Growing in the life of the Spirit

Father John A. Kiley
Posted

At the entrance road to Mount St. Rita Health Center, the former novitiate of the Sisters of Mercy in Cumberland, is a striking statue of an impressively winged angel facing three small kneeling children. This scene represents Fatima’s first apparition in the spring of 1916. Lucy was nine years old, Francisco was eight, and Jacinta was six. As they were playing, a strong wind suddenly shook the olive trees and a figure approached having “the appearance of a young man of fourteen or fifteen, whiter than snow, which the sun rendered transparent as if it were of crystal, and of great beauty. We were surprised and did not say a word.” Coming closer, the angel said: ‘Do not fear!
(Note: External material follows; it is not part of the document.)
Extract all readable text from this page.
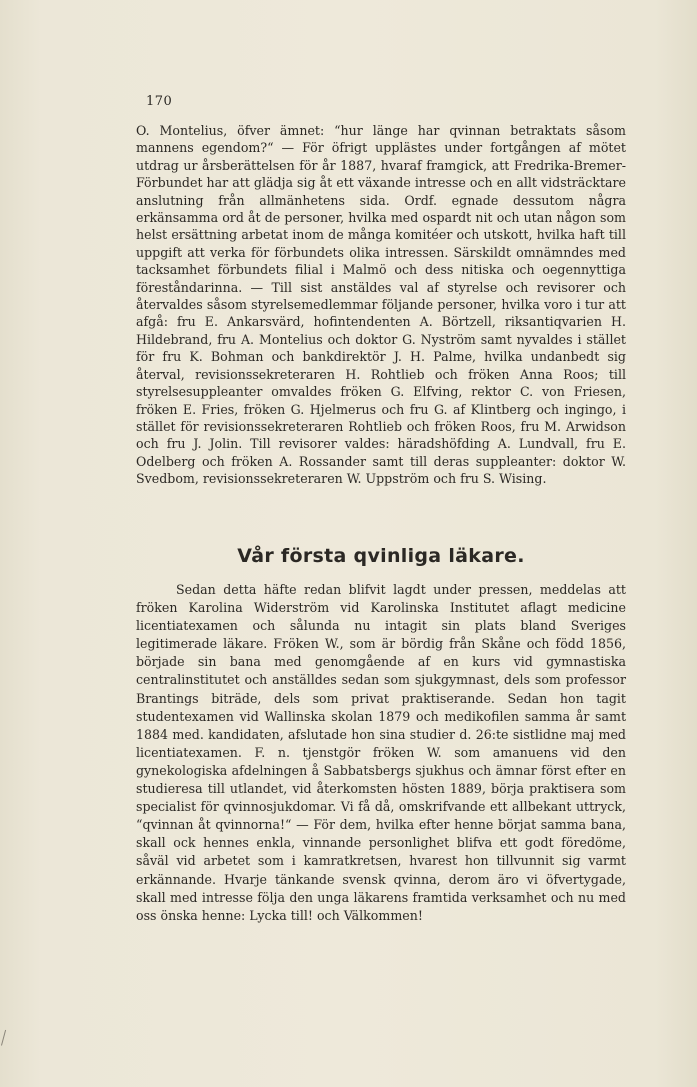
170

O. Montelius, öfver ämnet: “hur länge har qvinnan betraktats såsom mannens egendom?“ — För öfrigt upplästes under fortgången af mötet utdrag ur årsberättelsen för år 1887, hvaraf framgick, att Fredrika-Bremer-Förbundet har att glädja sig åt ett växande intresse och en allt vidsträcktare anslutning från allmänhetens sida. Ordf. egnade dessutom några erkänsamma ord åt de personer, hvilka med ospardt nit och utan någon som helst ersättning arbetat inom de många komitéer och utskott, hvilka haft till uppgift att verka för förbundets olika intressen. Särskildt omnämndes med tacksamhet förbundets filial i Malmö och dess nitiska och oegennyttiga föreståndarinna. — Till sist anstäldes val af styrelse och revisorer och återvaldes såsom styrelsemedlemmar följande personer, hvilka voro i tur att afgå: fru E. Ankarsvärd, hofintendenten A. Börtzell, riksantiqvarien H. Hildebrand, fru A. Montelius och doktor G. Nyström samt nyvaldes i stället för fru K. Bohman och bankdirektör J. H. Palme, hvilka undanbedt sig återval, revisionssekreteraren H. Rohtlieb och fröken Anna Roos; till styrelsesuppleanter omvaldes fröken G. Elfving, rektor C. von Friesen, fröken E. Fries, fröken G. Hjelmerus och fru G. af Klintberg och ingingo, i stället för revisionssekreteraren Rohtlieb och fröken Roos, fru M. Arwidson och fru J. Jolin. Till revisorer valdes: häradshöfding A. Lundvall, fru E. Odelberg och fröken A. Rossander samt till deras suppleanter: doktor W. Svedbom, revisionssekreteraren W. Uppström och fru S. Wising.

Vår första qvinliga läkare.

Sedan detta häfte redan blifvit lagdt under pressen, meddelas att fröken Karolina Widerström vid Karolinska Institutet aflagt medicine licentiatexamen och sålunda nu intagit sin plats bland Sveriges legitimerade läkare. Fröken W., som är bördig från Skåne och född 1856, började sin bana med genomgående af en kurs vid gymnastiska centralinstitutet och anställdes sedan som sjukgymnast, dels som professor Brantings biträde, dels som privat praktiserande. Sedan hon tagit studentexamen vid Wallinska skolan 1879 och medikofilen samma år samt 1884 med. kandidaten, afslutade hon sina studier d. 26:te sistlidne maj med licentiatexamen. F. n. tjenstgör fröken W. som amanuens vid den gynekologiska afdelningen å Sabbatsbergs sjukhus och ämnar först efter en studieresa till utlandet, vid återkomsten hösten 1889, börja praktisera som specialist för qvinnosjukdomar. Vi få då, omskrifvande ett allbekant uttryck, “qvinnan åt qvinnorna!“ — För dem, hvilka efter henne börjat samma bana, skall ock hennes enkla, vinnande personlighet blifva ett godt föredöme, såväl vid arbetet som i kamratkretsen, hvarest hon tillvunnit sig varmt erkännande. Hvarje tänkande svensk qvinna, derom äro vi öfvertygade, skall med intresse följa den unga läkarens framtida verksamhet och nu med oss önska henne: Lycka till! och Välkommen!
I am the Angel of Peace. Pray with me.’ Kneeling on the earth, the figure bent his forehead to the ground. The children did the same. The angel prayed three times: “My God, I believe in Thee, I adore Thee, I hope in Thee and I love Thee. I ask pardon for all those who do not believe in Thee, do not adore Thee, do not hope in Thee and do not love Thee.” The angel looked up and said: ‘Pray in this way. The Hearts of Jesus and Mary are attentive to the voice of your supplications.” During this apparition Francisco saw but did not hear the Angel. The girls explained the angel’s commission to him.

The angel appeared again in the summer and said, “What are you doing? Pray! Pray a great deal! The Hearts of Jesus and Mary have designs of mercy for you! Offer unceasingly to the Most High prayers and sacrifices!” Lucia asked him, “But how are we to sacrifice ourselves?” The angel replied, “Offer up everything within your power as a sacrifice to the Lord in an act of reparation for the sins by which He is offended and as a supplication for the conversion of sinners. Thus invoke peace upon your country. I am her Guardian Angel, the Angel of Portugal. Above all, accept and bear with submission the sufferings that the Lord may send you.” The importance of offering even the smallest sacrifice to God and of making these offerings with a special intention, especially for the conversion of sinners, is the angel’s repeated theme.

When autumn came, the Angel appeared holding a chalice in his hand. A host hovered above it from which blood dropped into the chalice. The Angel left the chalice and host suspended in midair and prostrated himself on the ground saying, “Most Holy Trinity, Father, Son, and Holy Spirit, I adore Thee profoundly. I offer Thee the Most Precious Body, Blood, Soul, and Divinity of Jesus Christ, present in the Tabernacles of the world, in reparation for the sacrileges, outrages and indifferences by which He Himself is offended. And by the infinite merits of His Most Sacred Heart and the Immaculate Heart of Mary, I beg of Thee the conversion of poor sinners.” After reciting this prayer, the Angel arose. Taking the chalice and host, he gave the host to Lucia and the contents of the chalice to Jacinta and Francisco saying, “Take and drink the Body and Blood of Jesus Christ, horribly outraged by ungrateful men. Make reparation for their crimes and console your God.” Before disappearing, the Angel once again prostrated himself on the ground and repeated with the children three times the prayer he had just taught them. The Angel also said “Above all, accept and bear with submission the suffering which the Lord will send you.” A believer’s prayers and sacrifices alone amount to very little but when offered to God through the Sacred Heart of Jesus and the Immaculate Heart of Mary they become infinitely valuable. God is graciously consoled by such acts offered to him in reparation for the sins that constantly “outrage” him.

Certainly Fatima’s call for such daily sacrifices is reminiscent of St. Teresa of Lisieux’s “little way” through which she deepened her spiritual life by enduring the annoyances and aggravations of convent life. Offering up to God life’s serious challenges and even life’s minor inconveniences in reparation for the “outrageous” sins of mankind might seem an especially childlike form of spirituality. But rather than overrating a believer’s feeble actions this spirituality emphasizes God’s willingness to prize even mankind’s humblest offerings. The unkind word endured, the bodily pain tolerated, the impatient reaction squelched, the lustful thought dismissed — each of these responses offered to God on behalf of sinners is a reminder of the great dignity bestowed by God on a believer’s every action especially those offered to God in union with Jesus and Mary. St. Peter writes tersely but astutely of Christ, “Being put to death in the flesh, he was brought to life in the Spirit.”

The same is true of the Christian believer. The more a person dies to self, the more a man or woman resists the tendencies of one’s lower nature, the more that individual will grow in the life of the Spirit. Death to self, by offering life’s daily sacrifices to God through Christ, fosters growth in the Spirit. Man’s humblest activity, done in union with Christ, takes on infinite meaning and eternal significance.